1. The problem statement, all variables and given/known data A student measures the force required to stretch a spring by various amounts and makes the graph shown in the figure, which plots this force as a function of the distance the spring has stretched. Part A) Does this spring obey Hooke's Law? Part B) What is the force constant of the spring in N/m? Part C) What force would be needed to stretch the spring a distance of 17 cm from its unstretched length, assuming that it continues to obey Hooke's Law (F=N)? 2. Relevant equations F is proportional to displacement x F=-kx k=delta f/delta x 3. The attempt at a solution We didnt cover this in class yet, but I know that a hookean body gets displaced, and once the force is removed it goes back to its origional position. Which means that the displacement along the x axis is the same as the force applied to it. For part A) I would say No, the spring does not obey Hooke's Law. For part B) I get -1/2 N/m from F=-kx 5=(-x) 2.5 For part C) -17N from F=(-k ) 17cm
they might mean absolute values of force and displacement and you just should treat it as F=kx. Because negative k would mean that when your spring is stretched, it tends to be streched even more. And when it is contracted, it tends to be contracted even more. (A) Why do you think so? And if it doesn't obey, how can you use it to solve parts (B) and (C)? (B) Suppose you are right and k=-1/2. Then from your expression: F=-kx=-(-1/2 N/m)*2.5 m=1.25 N which is not equal to 5 N (C) Suppose you were right in part (B) and k=-1/2. Then F=-(-1/2 N/cm)*17 cm = 8.5 N not equal to 17 N. Please, think a little more about all three parts and post the next iteration of your solution.

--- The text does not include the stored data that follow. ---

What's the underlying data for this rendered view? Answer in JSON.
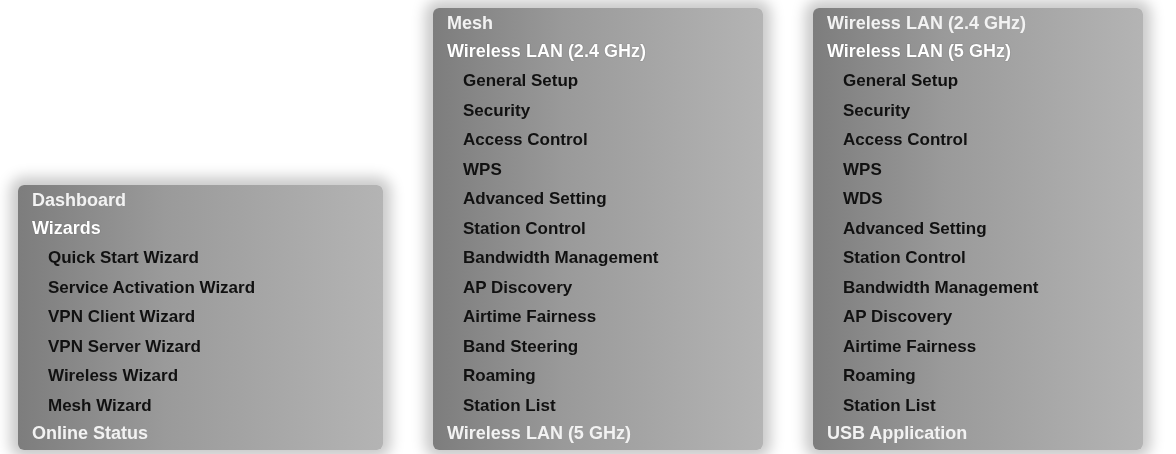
{
  "panels": [
    {
      "above": "Dashboard",
      "heading": "Wizards",
      "items": [
        "Quick Start Wizard",
        "Service Activation Wizard",
        "VPN Client Wizard",
        "VPN Server Wizard",
        "Wireless Wizard",
        "Mesh Wizard"
      ],
      "below": "Online Status"
    },
    {
      "above": "Mesh",
      "heading": "Wireless LAN (2.4 GHz)",
      "items": [
        "General Setup",
        "Security",
        "Access Control",
        "WPS",
        "Advanced Setting",
        "Station Control",
        "Bandwidth Management",
        "AP Discovery",
        "Airtime Fairness",
        "Band Steering",
        "Roaming",
        "Station List"
      ],
      "below": "Wireless LAN (5 GHz)"
    },
    {
      "above": "Wireless LAN (2.4 GHz)",
      "heading": "Wireless LAN (5 GHz)",
      "items": [
        "General Setup",
        "Security",
        "Access Control",
        "WPS",
        "WDS",
        "Advanced Setting",
        "Station Control",
        "Bandwidth Management",
        "AP Discovery",
        "Airtime Fairness",
        "Roaming",
        "Station List"
      ],
      "below": "USB Application"
    }
  ]
}
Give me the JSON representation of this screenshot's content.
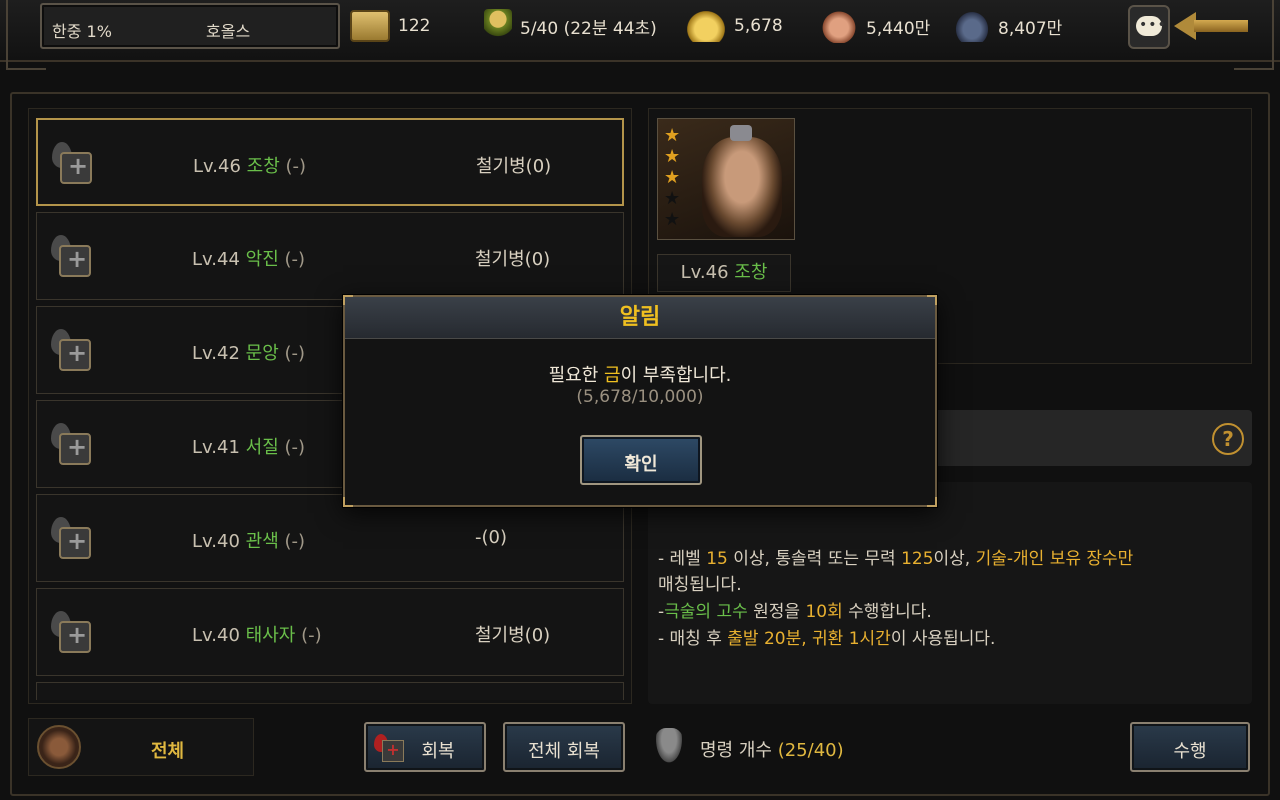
{
  "topbar": {
    "region_name": "한중 1%",
    "player_name": "호올스",
    "scrolls": "122",
    "stamina": "5/40 (22분 44초)",
    "gold": "5,678",
    "food": "5,440만",
    "ore": "8,407만"
  },
  "officers": [
    {
      "level": "Lv.46",
      "name": "조창",
      "suffix": "(-)",
      "troop": "철기병(0)",
      "selected": true
    },
    {
      "level": "Lv.44",
      "name": "악진",
      "suffix": "(-)",
      "troop": "철기병(0)",
      "selected": false
    },
    {
      "level": "Lv.42",
      "name": "문앙",
      "suffix": "(-)",
      "troop": "",
      "selected": false
    },
    {
      "level": "Lv.41",
      "name": "서질",
      "suffix": "(-)",
      "troop": "",
      "selected": false
    },
    {
      "level": "Lv.40",
      "name": "관색",
      "suffix": "(-)",
      "troop": "-(0)",
      "selected": false
    },
    {
      "level": "Lv.40",
      "name": "태사자",
      "suffix": "(-)",
      "troop": "철기병(0)",
      "selected": false
    }
  ],
  "bottom": {
    "filter_label": "전체",
    "heal_button": "회복",
    "heal_all_button": "전체 회복",
    "command_label": "명령 개수",
    "command_count": "(25/40)",
    "execute_button": "수행"
  },
  "portrait": {
    "stars": [
      "★",
      "★",
      "★",
      "★",
      "★"
    ],
    "star_colors": [
      "#e0a020",
      "#e0a020",
      "#e0a020",
      "#111111",
      "#111111"
    ],
    "level": "Lv.46",
    "name": "조창"
  },
  "help_icon": "?",
  "description": {
    "line1_a": "- 레벨 ",
    "line1_b": "15",
    "line1_c": " 이상, 통솔력 또는 무력 ",
    "line1_d": "125",
    "line1_e": "이상, ",
    "line1_f": "기술-개인 보유 장수만",
    "line2": "매칭됩니다.",
    "line3_a": "-",
    "line3_b": "극술의 고수",
    "line3_c": " 원정을 ",
    "line3_d": "10회",
    "line3_e": " 수행합니다.",
    "line4_a": "- 매칭 후 ",
    "line4_b": "출발 20분, 귀환 1시간",
    "line4_c": "이 사용됩니다."
  },
  "modal": {
    "title": "알림",
    "msg_a": "필요한 ",
    "msg_b": "금",
    "msg_c": "이 부족합니다.",
    "sub": "(5,678/10,000)",
    "ok": "확인"
  },
  "colors": {
    "accent_gold": "#f0c020",
    "name_green": "#6abf4a",
    "frame_border": "#b3944a"
  }
}
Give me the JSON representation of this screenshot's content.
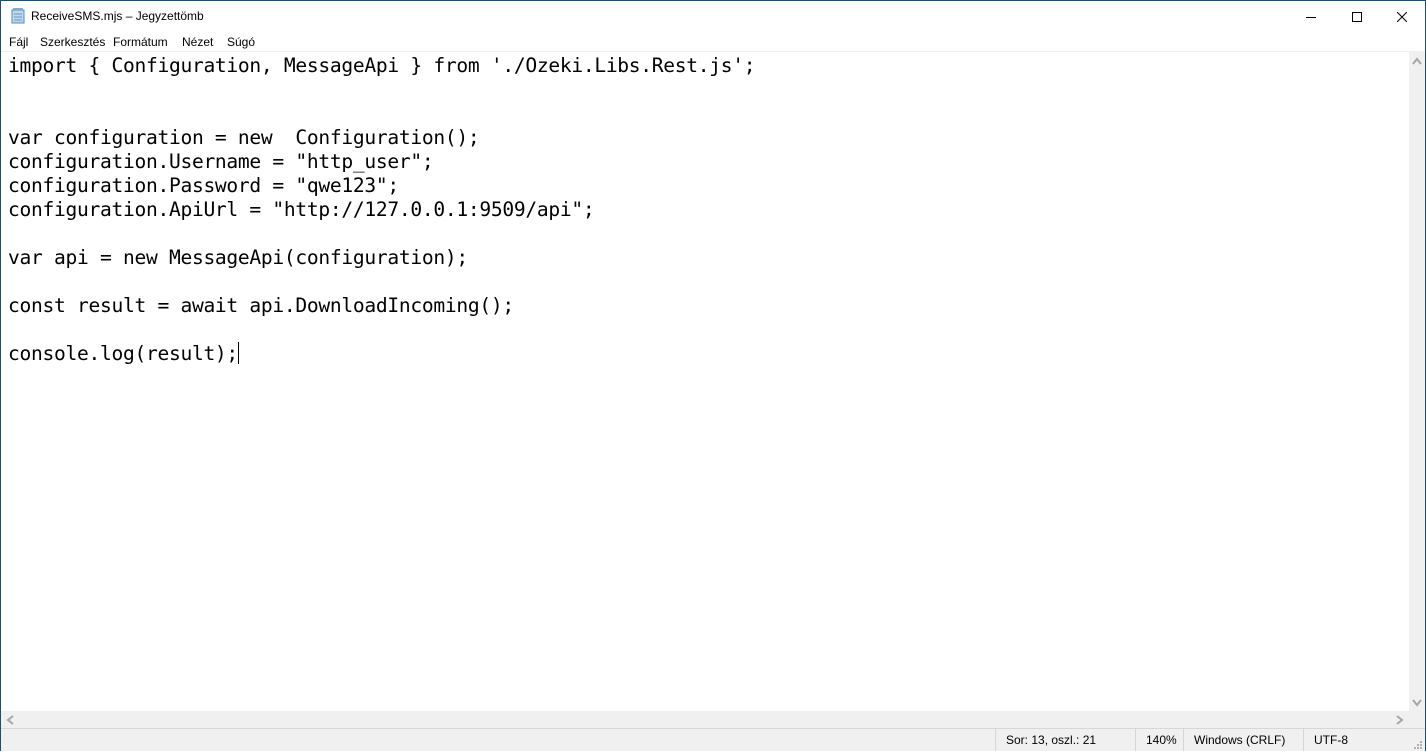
{
  "window": {
    "title": "ReceiveSMS.mjs – Jegyzettömb",
    "app_icon": "notepad-icon",
    "controls": {
      "minimize": "minimize-icon",
      "maximize": "maximize-icon",
      "close": "close-icon"
    }
  },
  "menu": {
    "items": [
      {
        "label": "Fájl"
      },
      {
        "label": "Szerkesztés"
      },
      {
        "label": "Formátum"
      },
      {
        "label": "Nézet"
      },
      {
        "label": "Súgó"
      }
    ]
  },
  "editor": {
    "lines": [
      "import { Configuration, MessageApi } from './Ozeki.Libs.Rest.js';",
      "",
      "",
      "var configuration = new  Configuration();",
      "configuration.Username = \"http_user\";",
      "configuration.Password = \"qwe123\";",
      "configuration.ApiUrl = \"http://127.0.0.1:9509/api\";",
      "",
      "var api = new MessageApi(configuration);",
      "",
      "const result = await api.DownloadIncoming();",
      "",
      "console.log(result);"
    ]
  },
  "statusbar": {
    "position": "Sor: 13, oszl.: 21",
    "zoom": "140%",
    "line_ending": "Windows (CRLF)",
    "encoding": "UTF-8"
  },
  "colors": {
    "border": "#1b4f6b",
    "chrome": "#f0f0f0",
    "scroll_arrow": "#a6a6a6"
  }
}
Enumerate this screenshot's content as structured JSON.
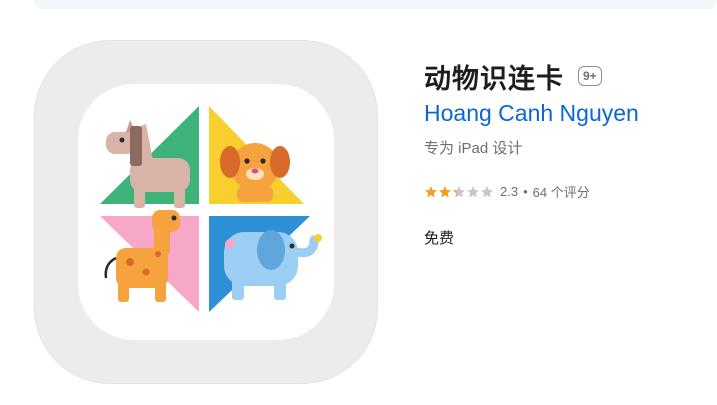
{
  "app": {
    "title": "动物识连卡",
    "age_rating": "9+",
    "developer": "Hoang Canh Nguyen",
    "subtitle": "专为 iPad 设计",
    "rating_value": "2.3",
    "rating_separator": "•",
    "rating_count": "64 个评分",
    "stars": 2.3,
    "price": "免费"
  },
  "icons": [
    "horse-icon",
    "dog-icon",
    "giraffe-icon",
    "elephant-icon",
    "star-icon"
  ],
  "colors": {
    "star_fill": "#f0a020",
    "star_empty": "#c7c7cc",
    "developer_link": "#0b66d6",
    "tile_green": "#3db37a",
    "tile_yellow": "#f9cf2f",
    "tile_pink": "#f7a7c8",
    "tile_blue": "#2d8fd5"
  }
}
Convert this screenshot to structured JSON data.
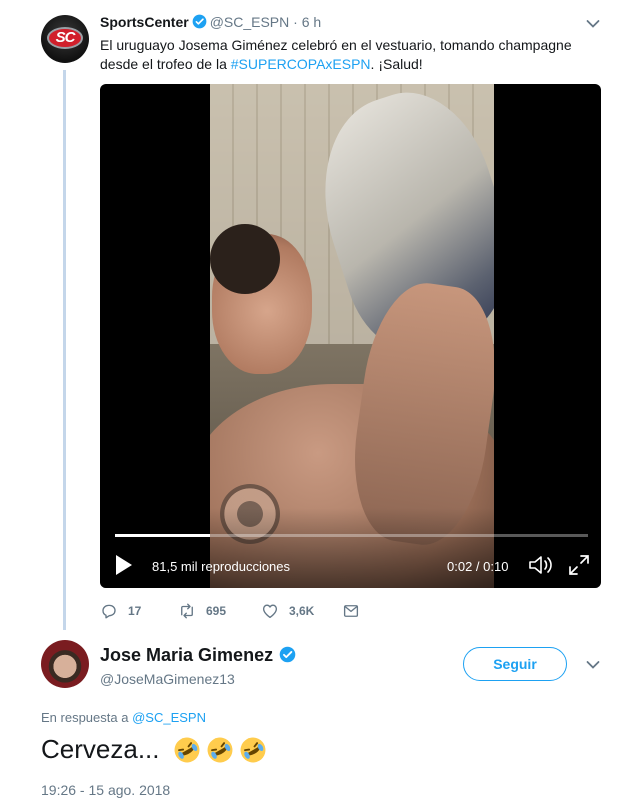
{
  "tweet": {
    "display_name": "SportsCenter",
    "handle": "@SC_ESPN",
    "separator": "·",
    "time": "6 h",
    "text_before": "El uruguayo Josema Giménez celebró en el vestuario, tomando champagne desde el trofeo de la ",
    "hashtag": "#SUPERCOPAxESPN",
    "text_after": ". ¡Salud!",
    "avatar_text": "SC",
    "video": {
      "views": "81,5 mil reproducciones",
      "duration": "0:02 / 0:10",
      "progress_fraction": 0.2
    },
    "actions": {
      "replies": "17",
      "retweets": "695",
      "likes": "3,6K"
    }
  },
  "reply": {
    "display_name": "Jose Maria Gimenez",
    "handle": "@JoseMaGimenez13",
    "follow_label": "Seguir",
    "in_reply_prefix": "En respuesta a",
    "in_reply_mention": "@SC_ESPN",
    "text": "Cerveza...",
    "emoji": [
      "rolling-on-the-floor-laughing",
      "rolling-on-the-floor-laughing",
      "rolling-on-the-floor-laughing"
    ],
    "timestamp": "19:26 - 15 ago. 2018"
  },
  "colors": {
    "accent": "#1da1f2",
    "secondary_text": "#657786",
    "thread_line": "#c4d6ea"
  }
}
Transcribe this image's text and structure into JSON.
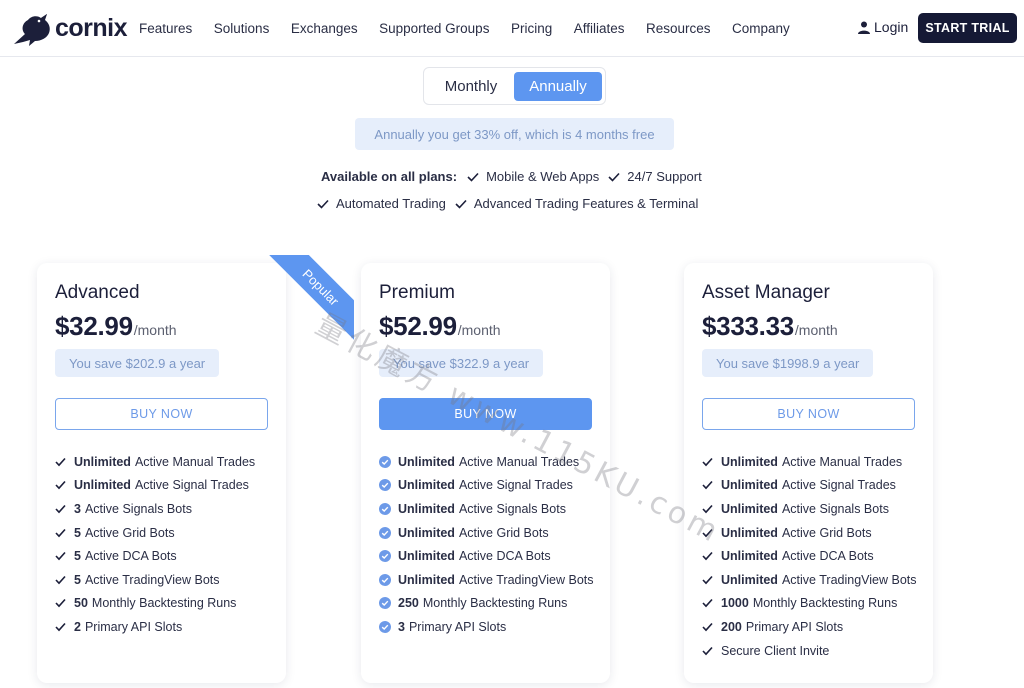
{
  "brand": {
    "name": "cornix"
  },
  "nav": {
    "links": [
      "Features",
      "Solutions",
      "Exchanges",
      "Supported Groups",
      "Pricing",
      "Affiliates",
      "Resources",
      "Company"
    ],
    "login": "Login",
    "start_trial": "START TRIAL"
  },
  "billing_toggle": {
    "monthly": "Monthly",
    "annually": "Annually",
    "selected": "Annually"
  },
  "discount_note": "Annually you get 33% off, which is 4 months free",
  "available": {
    "label": "Available on all plans:",
    "items": [
      "Mobile & Web Apps",
      "24/7 Support",
      "Automated Trading",
      "Advanced Trading Features & Terminal"
    ]
  },
  "plans": [
    {
      "name": "Advanced",
      "price": "$32.99",
      "period": "/month",
      "save": "You save $202.9 a year",
      "buy": "BUY NOW",
      "features": [
        {
          "bold": "Unlimited",
          "text": "Active Manual Trades"
        },
        {
          "bold": "Unlimited",
          "text": "Active Signal Trades"
        },
        {
          "bold": "3",
          "text": "Active Signals Bots"
        },
        {
          "bold": "5",
          "text": "Active Grid Bots"
        },
        {
          "bold": "5",
          "text": "Active DCA Bots"
        },
        {
          "bold": "5",
          "text": "Active TradingView Bots"
        },
        {
          "bold": "50",
          "text": "Monthly Backtesting Runs"
        },
        {
          "bold": "2",
          "text": "Primary API Slots"
        }
      ]
    },
    {
      "name": "Premium",
      "badge": "Popular",
      "price": "$52.99",
      "period": "/month",
      "save": "You save $322.9 a year",
      "buy": "BUY NOW",
      "features": [
        {
          "bold": "Unlimited",
          "text": "Active Manual Trades"
        },
        {
          "bold": "Unlimited",
          "text": "Active Signal Trades"
        },
        {
          "bold": "Unlimited",
          "text": "Active Signals Bots"
        },
        {
          "bold": "Unlimited",
          "text": "Active Grid Bots"
        },
        {
          "bold": "Unlimited",
          "text": "Active DCA Bots"
        },
        {
          "bold": "Unlimited",
          "text": "Active TradingView Bots"
        },
        {
          "bold": "250",
          "text": "Monthly Backtesting Runs"
        },
        {
          "bold": "3",
          "text": "Primary API Slots"
        }
      ]
    },
    {
      "name": "Asset Manager",
      "price": "$333.33",
      "period": "/month",
      "save": "You save $1998.9 a year",
      "buy": "BUY NOW",
      "features": [
        {
          "bold": "Unlimited",
          "text": "Active Manual Trades"
        },
        {
          "bold": "Unlimited",
          "text": "Active Signal Trades"
        },
        {
          "bold": "Unlimited",
          "text": "Active Signals Bots"
        },
        {
          "bold": "Unlimited",
          "text": "Active Grid Bots"
        },
        {
          "bold": "Unlimited",
          "text": "Active DCA Bots"
        },
        {
          "bold": "Unlimited",
          "text": "Active TradingView Bots"
        },
        {
          "bold": "1000",
          "text": "Monthly Backtesting Runs"
        },
        {
          "bold": "200",
          "text": "Primary API Slots"
        },
        {
          "bold": "",
          "text": "Secure Client Invite"
        }
      ]
    }
  ],
  "watermark": "量化魔方 www.115KU.com",
  "colors": {
    "accent": "#5d96f0",
    "dark": "#151935",
    "muted_bg": "#e6eefb",
    "muted_text": "#7d98c6"
  },
  "icons": {
    "logo": "raven-icon",
    "login": "user-icon",
    "check": "check-icon",
    "check_circle": "check-circle-icon"
  }
}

I originally thought the answer to Part A) was No, because when I looked at the graph, when x=5, y is not equal to 5. I thought that is something obeyed Hooke's Law both the x and y value would be 5, and again when x=10, y would be 10. I entered the reponse "No" into mastering physics and they told me I was wrong, so obsivoulsy I entered Yes and then got it correct. Was I wrong in my thinking to believe that they are supposed to be equal? Or is it okay that the x and y values are not equal just so long as the graph is linear? Can you just explain why my first answer was incorrect? Or did I kind of figure it out with the above response.
part (B) is correct now in N/cm. But if you need answer in SI, you need to transfer it to SI. for part A, you can't expect force and displacement to be equal to each other or not because they have different dimensions. imagine that it had x=5 when y=5 etc. Now lets measure x in meters instead of centimeters. and you'd have x=0.05 when y=5 when nothing actually changed in your system. Hooke's law just says that force depends on displacement linearly with some coefficient k, F=kx (talking about magnitudes). This coefficient compensates the difference in dimensions of F and x (N/cm or N/m). As your graph is straight line, answer is "Yes", force depends on displacement linearly. If it were parabola or circle of sin or etc, you would answer "No".